Zeke had one redeeming quality. He was not a mercenary. No board of trustees paid him the wages of hypocrisy. He did not arch his brows and fingers and deliver carefully prepared eloquent addresses to the Creator, designed more for the ears of his listeners than for the throne above. He did not beseech the Almighty for private favors, or for money to pay a church debt. He regarded himself as a messenger of wrath, and considered that he was authorized to go forth and smite and curse anything and everything within his radius of action. This radius was restricted to the old derelicts who lived in the little driftwood shanties along the beach and among the sand-hills. There were but few of them, but the limited scope of Zeke’s labors enabled him to concentrate his power instead of diffusing and losing it in larger fields.
Zeke soon left our little party and followed a path up into the ravine. After his departure we built a fire of driftwood, sat around it on the sand, and discussed the “scourge.”
“I hate to see anythin’ that looks like a fire, after wot we’ve been up ag’inst tonight,” remarked Cal, as he threw on some more sticks, “but as ’e ain’t ’ere to chuck us in, I guess we’ll be safe if we don’t put on too much wood. Where d’ye s’pose ’e gits all that dope? I had a Bible once’t, but I didn’t see nothin’ like that in it. There was a place in it where some fellers got throwed in a fiery furnace an’ nothin’ happened to ’em at all, an’ there was another place where it said that the wicked ’ud have their part in hell fire, but I didn’t read all o’ the book an’ mebbe there’s a lot o’ hot stuff in it I missed. W’en did you fust see that ol’ cuss, John?”

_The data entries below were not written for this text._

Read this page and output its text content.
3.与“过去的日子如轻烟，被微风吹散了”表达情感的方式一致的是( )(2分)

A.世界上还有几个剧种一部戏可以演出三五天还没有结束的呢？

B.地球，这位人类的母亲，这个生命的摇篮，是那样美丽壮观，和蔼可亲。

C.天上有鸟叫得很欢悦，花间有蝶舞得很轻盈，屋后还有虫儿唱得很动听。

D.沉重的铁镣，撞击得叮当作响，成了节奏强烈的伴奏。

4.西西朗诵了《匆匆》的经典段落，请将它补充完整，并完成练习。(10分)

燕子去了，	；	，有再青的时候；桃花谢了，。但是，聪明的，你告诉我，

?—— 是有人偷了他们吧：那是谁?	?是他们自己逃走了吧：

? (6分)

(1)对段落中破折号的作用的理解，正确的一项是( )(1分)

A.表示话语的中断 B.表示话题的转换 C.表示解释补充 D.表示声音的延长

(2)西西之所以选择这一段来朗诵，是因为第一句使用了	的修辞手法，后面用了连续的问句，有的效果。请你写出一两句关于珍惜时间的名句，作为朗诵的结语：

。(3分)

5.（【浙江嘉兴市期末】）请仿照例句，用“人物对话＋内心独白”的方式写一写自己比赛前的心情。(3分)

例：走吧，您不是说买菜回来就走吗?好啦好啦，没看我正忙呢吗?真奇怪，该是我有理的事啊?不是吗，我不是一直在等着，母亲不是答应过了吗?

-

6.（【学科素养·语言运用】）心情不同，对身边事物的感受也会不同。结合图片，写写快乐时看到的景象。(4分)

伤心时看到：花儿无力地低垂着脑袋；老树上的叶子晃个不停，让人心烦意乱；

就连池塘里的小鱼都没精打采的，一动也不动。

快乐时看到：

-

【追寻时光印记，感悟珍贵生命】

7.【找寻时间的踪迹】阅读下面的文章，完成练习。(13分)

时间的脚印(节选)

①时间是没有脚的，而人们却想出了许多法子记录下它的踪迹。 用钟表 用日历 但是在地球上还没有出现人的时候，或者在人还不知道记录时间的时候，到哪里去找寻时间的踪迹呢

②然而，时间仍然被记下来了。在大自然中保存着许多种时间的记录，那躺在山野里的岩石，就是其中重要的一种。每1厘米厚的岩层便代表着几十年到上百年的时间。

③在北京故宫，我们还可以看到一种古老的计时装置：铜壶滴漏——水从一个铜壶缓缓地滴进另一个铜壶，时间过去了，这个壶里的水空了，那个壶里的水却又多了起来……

Catfish John contemplated the fire for a while, shifted his quid of “natural leaf,” and relighted his pipe. He always said that he “couldn’t git no enjoyment out o’ tobacco without usin’ it both ways.”
“He come ’long by my place one day ’bout three years ago,” said the old man. “It was Sunday an’ ’e stopped an’ read some verses out of ’is Bible while I was workin’ on my boat. He said the Lord rested on the seventh day, an’ I’d go to hell if I didn’t stop work on the Sabbath. I told ’im that my boat would go to hell if I didn’t fix it, an’ they wasn’t no other day to do it. Then ’e gave me wot ’e called ‘tracks’ fer me to read an’ went on. The Almighty’s got some funny fellers workin’ fer ’im. This one’s got hell on the brain an’ ’e ought to stay out in the lake where it’s cool. Ev’ry little while ’e comes ’round an’ talks ’bout loaves an’ fishes, an’ sometimes I give ’im a fish, w’en I have a lot of ’em. He does the loaf part ’imself, fer sometimes ’e sticks ’round fer an hour or two. Then ’e tells me some more ’bout hell an’ goes off some’r’s, prob’ly to cook ’is fish.”
“Sipes must ’a’ come back. Let’s go over there,” suggested Saunders, as he called our attention to the glimmer of a light in the shanty.
As we approached the place the light was extinguished, and a voice called out, “Who’s there?”
After the identity of the party had been established, and the assurance given that Holy Zeke was not in it, the light reappeared and we were hospitably received.